Tujuan utama dari kegiatan ini adalah untuk meningkatkan pemahaman petani mengenai ancaman hama dan penyakit yang kini semakin sering muncul akibat perubahan iklim. Selain itu, diskusi ini juga bertujuan untuk menemukan solusi yang menggabungkan kearifan lokal dan teknologi modern, serta memperkuat kemampuan adaptasi dan mitigasi para petani dalam menghadapi risiko iklim.
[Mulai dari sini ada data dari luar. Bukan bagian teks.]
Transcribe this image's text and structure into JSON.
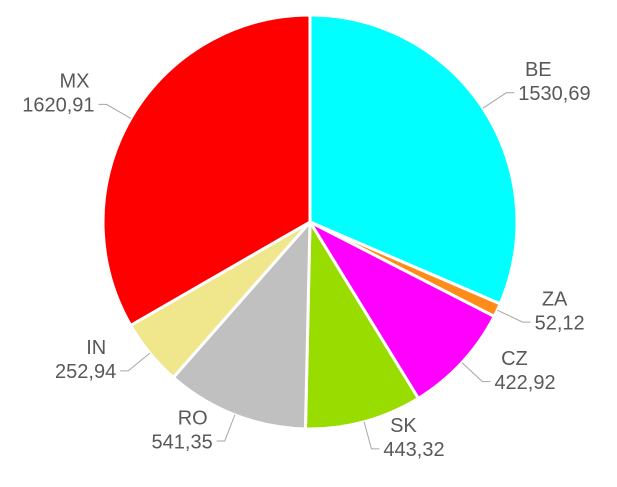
{
  "chart_data": {
    "type": "pie",
    "categories": [
      "BE",
      "ZA",
      "CZ",
      "SK",
      "RO",
      "IN",
      "MX"
    ],
    "values": [
      1530.69,
      52.12,
      422.92,
      443.32,
      541.35,
      252.94,
      1620.91
    ],
    "value_labels": [
      "1530,69",
      "52,12",
      "422,92",
      "443,32",
      "541,35",
      "252,94",
      "1620,91"
    ],
    "colors": [
      "#00ffff",
      "#ff8c1a",
      "#ff00ff",
      "#99dd00",
      "#c0c0c0",
      "#f0e68c",
      "#ff0000"
    ]
  }
}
Selama diskusi, para petani berbagi pengalaman tentang bagaimana mereka menghadapi serangan hama dan penyakit yang semakin sering menyerang lahan mereka. Salah satu isu yang banyak diangkat adalah penyakit “pirang” yang menyebabkan tanaman padi dan palawija menjadi kuning dan tidak produktif, yang dikaitkan dengan perubahan pola cuaca dan suhu.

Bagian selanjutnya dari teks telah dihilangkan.